Les contraintes sont réelles et méritent d’être posées clairement : l’attaque exige un haut-parleur à environ un mètre, reste sensible à l’angle et à la distance, et, en tant que jailbreak, produit surtout du contenu interdit plutôt que des actions privilégiées. Mais deux tendances relèvent l’enjeu. La voix passe de « poser une question » à « faire une action » — des agents qui envoient des messages, pilotent des appareils ou déclenchent des appels d’outils. Et les auteurs notent que ce même canal caché « permet une classe plus large d’attaques d’injection de prompt et d’exécution de commandes de haute fidélité », au-delà des seuls jailbreaks. Une instruction inaudible qui atteint un agent doté de vrais outils est précisément ce que les défenseurs doivent anticiper dès maintenant.

Défenses

L’injection se produit au niveau du signal : la défense doit donc commencer là et remonter toute la pile. L’article lui-même évoque des contre-mesures fondées sur le signal et sur le texte ; les principes durables sont bien établis dans la littérature sur l’injection acoustique.

  1. Filtrage passe-bas / anti-repliement avant le modèle. Limitez la bande et filtrez le chemin du micro afin d’atténuer l’énergie au-delà de la voix humaine (grossièrement >8 kHz) avant qu’elle n’atteigne la reconnaissance vocale. Cela s’attaque directement à la porteuse dont dépend la démodulation.

  2. Détecter l’énergie quasi-ultrasonique. Surveillez la bande 17–22 kHz pour repérer les signaux structurés et soutenus que ces attaques exigent. Un contenu haute fréquence persistant pendant une commande « parlée » est une anomalie à signaler ou à rejeter.

  3. Durcir l’étage d’entrée du micro. Le matériel et le firmware qui suppriment la démodulation non linéaire (meilleure conception analogique, protections anti-ultrasons) éliminent la primitive physique. C’est le correctif le plus complet, et le plus lent à déployer.

  4. Verrouiller les actions, pas seulement les mots. Traitez toute action à fort impact initiée par la voix — envoi de données, messagerie, achats, pilotage d’appareils ou d’outils — comme nécessitant une confirmation explicite et hors bande. Une transcription jailbreakée ne devrait pas suffire à agir.

  5. Ajouter des contrôles de vivacité et de provenance. La vérification du locuteur, le défi-réponse et le rejet des commandes dépourvues de contexte conversationnel normal augmentent le coût d’une injection inaudible en un seul coup.

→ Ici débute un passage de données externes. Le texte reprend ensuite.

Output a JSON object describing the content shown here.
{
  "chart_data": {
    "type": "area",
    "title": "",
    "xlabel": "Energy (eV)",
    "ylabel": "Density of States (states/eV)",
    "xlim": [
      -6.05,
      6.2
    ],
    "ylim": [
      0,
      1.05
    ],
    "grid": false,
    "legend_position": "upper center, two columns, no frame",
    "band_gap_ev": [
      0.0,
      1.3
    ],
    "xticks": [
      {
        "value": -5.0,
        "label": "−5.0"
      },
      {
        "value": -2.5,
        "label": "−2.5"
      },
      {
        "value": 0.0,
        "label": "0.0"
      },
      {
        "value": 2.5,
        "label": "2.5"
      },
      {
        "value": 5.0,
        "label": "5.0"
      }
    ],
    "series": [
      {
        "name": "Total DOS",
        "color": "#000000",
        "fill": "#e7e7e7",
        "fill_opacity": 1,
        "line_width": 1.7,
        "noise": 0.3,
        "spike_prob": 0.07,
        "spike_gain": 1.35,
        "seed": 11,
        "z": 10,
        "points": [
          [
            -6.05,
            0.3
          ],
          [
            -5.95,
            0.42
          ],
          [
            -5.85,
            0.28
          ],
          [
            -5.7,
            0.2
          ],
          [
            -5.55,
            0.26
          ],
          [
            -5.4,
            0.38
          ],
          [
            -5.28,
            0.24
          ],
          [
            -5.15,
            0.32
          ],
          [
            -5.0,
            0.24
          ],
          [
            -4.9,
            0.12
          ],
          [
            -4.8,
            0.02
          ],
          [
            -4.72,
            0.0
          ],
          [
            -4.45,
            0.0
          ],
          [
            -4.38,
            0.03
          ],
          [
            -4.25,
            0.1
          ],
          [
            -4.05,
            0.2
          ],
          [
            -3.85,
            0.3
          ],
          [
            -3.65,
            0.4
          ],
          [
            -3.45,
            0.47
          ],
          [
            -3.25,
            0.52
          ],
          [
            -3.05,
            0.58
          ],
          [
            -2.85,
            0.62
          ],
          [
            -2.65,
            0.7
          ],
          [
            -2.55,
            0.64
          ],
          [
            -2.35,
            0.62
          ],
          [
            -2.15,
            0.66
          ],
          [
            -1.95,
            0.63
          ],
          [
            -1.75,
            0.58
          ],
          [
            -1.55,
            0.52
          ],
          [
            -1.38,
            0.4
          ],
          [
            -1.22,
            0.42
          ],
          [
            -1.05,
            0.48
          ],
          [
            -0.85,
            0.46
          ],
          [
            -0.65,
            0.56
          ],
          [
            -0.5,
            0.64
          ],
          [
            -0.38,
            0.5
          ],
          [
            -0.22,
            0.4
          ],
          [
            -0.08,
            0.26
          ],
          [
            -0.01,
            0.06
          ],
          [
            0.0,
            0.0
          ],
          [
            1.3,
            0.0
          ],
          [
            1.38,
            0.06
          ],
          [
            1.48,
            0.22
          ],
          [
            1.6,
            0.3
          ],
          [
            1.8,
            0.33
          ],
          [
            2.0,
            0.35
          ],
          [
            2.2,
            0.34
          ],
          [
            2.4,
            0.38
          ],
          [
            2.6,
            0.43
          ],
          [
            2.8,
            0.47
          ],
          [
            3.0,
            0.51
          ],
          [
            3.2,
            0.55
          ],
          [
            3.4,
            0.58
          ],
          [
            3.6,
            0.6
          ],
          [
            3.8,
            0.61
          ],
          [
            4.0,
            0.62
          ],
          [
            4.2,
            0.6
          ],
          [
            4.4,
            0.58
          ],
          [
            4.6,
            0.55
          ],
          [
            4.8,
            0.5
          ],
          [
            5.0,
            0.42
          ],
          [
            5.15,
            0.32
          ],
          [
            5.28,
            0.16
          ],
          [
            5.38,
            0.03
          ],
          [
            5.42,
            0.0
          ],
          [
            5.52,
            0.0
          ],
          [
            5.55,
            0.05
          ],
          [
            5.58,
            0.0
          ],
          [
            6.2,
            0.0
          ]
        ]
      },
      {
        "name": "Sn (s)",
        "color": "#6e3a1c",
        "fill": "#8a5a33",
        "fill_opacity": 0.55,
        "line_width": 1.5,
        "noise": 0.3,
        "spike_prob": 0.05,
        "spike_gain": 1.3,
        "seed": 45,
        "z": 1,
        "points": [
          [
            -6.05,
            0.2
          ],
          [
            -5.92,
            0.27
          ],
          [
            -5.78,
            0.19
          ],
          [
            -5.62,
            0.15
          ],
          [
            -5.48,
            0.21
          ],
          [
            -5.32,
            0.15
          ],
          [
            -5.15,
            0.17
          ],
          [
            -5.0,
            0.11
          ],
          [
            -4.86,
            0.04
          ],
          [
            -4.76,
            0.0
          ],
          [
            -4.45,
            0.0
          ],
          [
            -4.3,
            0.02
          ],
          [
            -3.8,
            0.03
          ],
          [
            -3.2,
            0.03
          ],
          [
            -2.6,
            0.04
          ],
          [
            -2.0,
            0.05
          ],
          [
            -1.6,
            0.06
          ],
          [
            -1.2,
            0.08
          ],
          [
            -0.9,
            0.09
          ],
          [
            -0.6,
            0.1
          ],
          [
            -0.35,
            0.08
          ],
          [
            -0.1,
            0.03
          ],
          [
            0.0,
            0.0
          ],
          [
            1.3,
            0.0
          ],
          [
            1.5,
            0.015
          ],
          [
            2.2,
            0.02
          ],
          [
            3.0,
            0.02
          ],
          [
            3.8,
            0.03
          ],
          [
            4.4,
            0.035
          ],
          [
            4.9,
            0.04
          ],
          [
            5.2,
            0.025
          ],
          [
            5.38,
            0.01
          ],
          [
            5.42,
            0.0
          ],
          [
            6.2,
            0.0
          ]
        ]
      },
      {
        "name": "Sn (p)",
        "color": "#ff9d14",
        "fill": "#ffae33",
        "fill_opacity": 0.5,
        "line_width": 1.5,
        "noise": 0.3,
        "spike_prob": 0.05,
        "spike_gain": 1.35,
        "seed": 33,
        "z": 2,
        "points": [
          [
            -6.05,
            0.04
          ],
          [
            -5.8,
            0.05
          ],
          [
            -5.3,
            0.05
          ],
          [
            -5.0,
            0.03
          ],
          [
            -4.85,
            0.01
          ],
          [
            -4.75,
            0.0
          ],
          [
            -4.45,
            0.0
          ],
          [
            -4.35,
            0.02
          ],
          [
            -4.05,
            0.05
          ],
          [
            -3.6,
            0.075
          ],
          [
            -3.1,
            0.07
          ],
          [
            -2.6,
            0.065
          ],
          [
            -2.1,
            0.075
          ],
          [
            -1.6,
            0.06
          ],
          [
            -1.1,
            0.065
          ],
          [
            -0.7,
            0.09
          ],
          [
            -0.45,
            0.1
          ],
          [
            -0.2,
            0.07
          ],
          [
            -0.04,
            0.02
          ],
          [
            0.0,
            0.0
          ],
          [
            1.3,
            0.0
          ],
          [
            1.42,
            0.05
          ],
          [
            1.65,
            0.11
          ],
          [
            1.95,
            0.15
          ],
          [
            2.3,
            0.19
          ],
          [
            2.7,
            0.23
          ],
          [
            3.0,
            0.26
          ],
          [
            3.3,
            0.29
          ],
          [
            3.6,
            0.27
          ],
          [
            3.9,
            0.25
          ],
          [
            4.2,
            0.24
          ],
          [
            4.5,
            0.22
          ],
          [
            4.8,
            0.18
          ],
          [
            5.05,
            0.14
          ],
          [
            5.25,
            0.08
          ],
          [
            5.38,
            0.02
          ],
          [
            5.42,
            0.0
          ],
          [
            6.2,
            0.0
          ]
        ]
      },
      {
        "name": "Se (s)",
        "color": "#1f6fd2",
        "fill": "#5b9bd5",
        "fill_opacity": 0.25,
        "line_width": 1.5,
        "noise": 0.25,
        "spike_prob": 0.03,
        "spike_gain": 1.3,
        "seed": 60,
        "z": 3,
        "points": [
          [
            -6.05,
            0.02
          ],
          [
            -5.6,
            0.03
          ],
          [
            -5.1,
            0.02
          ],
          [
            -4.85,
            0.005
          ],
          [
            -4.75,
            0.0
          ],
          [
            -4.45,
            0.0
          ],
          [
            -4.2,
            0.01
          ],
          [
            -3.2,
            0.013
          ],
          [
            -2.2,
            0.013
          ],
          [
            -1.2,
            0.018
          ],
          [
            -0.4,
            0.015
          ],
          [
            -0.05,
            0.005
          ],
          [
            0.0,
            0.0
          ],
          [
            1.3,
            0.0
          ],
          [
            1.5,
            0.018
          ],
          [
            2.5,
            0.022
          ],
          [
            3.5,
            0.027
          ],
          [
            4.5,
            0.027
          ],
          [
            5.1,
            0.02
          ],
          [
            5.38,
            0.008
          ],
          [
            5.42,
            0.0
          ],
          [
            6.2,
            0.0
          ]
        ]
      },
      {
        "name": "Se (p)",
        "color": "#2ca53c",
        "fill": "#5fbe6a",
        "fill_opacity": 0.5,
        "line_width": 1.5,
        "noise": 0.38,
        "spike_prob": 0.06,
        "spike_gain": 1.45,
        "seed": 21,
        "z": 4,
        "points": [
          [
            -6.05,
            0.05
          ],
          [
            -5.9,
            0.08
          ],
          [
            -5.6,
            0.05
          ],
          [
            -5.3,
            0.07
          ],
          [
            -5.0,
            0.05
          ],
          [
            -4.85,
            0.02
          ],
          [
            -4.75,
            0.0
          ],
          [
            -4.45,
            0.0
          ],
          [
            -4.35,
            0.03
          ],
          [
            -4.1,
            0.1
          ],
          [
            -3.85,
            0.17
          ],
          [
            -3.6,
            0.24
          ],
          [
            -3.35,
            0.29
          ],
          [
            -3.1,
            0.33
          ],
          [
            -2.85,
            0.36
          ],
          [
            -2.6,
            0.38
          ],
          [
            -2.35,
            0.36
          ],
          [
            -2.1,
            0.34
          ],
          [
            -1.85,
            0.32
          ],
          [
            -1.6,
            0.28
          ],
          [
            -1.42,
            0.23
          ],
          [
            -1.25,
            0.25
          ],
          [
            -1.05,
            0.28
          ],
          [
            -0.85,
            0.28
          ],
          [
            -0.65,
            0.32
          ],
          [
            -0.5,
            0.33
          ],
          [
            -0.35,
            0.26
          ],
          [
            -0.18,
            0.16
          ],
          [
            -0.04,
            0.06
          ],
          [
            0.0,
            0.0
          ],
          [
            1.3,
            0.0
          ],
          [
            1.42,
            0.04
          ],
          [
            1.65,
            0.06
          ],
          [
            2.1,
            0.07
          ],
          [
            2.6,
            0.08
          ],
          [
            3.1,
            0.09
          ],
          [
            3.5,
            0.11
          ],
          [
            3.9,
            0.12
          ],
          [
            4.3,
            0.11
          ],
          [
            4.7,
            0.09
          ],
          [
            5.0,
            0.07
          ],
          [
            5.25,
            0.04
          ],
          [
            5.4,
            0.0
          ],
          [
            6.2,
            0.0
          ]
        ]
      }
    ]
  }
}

  6. Modéliser la menace de l’espace analogique. Les revues de sécurité des agents vocaux doivent inclure explicitement les canaux physico-acoustiques, et pas seulement l’interface textuelle. Partez du principe que le micro peut être adressé par des signaux que l’utilisateur n’entend jamais.

État des lieux

ÉlémentRéférenceDateNotes
Article SWhisper (arXiv:2603.13847v1)Huazhong U. / Tsinghua / Microsoft2026-03-14Premier cadre d’injection de prompt quasi-ultrasonique cachée vers des LLM vocaux en boîte noire
Bande porteuseArticle2026-03-1417–22 kHz, modulation à bande latérale unique, pré-compensation par inversion de canal
Efficacité rapportéeArticle2026-03-14Jusqu’à 0,94 de non-refus / 0,925 de « specific-convincing » sur modèles commerciaux
Perceptibilité humaineÉtude utilisateur2026-03-14Audio injecté indiscernable d’un simple bruit de fond
Cibles évaluéesArticle2026-03-14DeepSeek, GLM-4-Air, Grok-4 ; LALM GLM-4-Voice, Qwen-Omni-Turbo

À retenir : ce n’est pas qu’un modèle vocal en particulier serait « cassé » — c’est que le microphone fait partie de votre surface d’attaque. À mesure que les LLM vocaux gagnent la capacité d’agir, le canal analogique entre un haut-parleur et un micro devient une voie d’injection qu’aucun alignement au niveau du texte ne peut fermer. Les défenses qui comptent sont le filtrage du signal, le durcissement matériel, et le refus de laisser une simple transcription autoriser des actions conséquentes.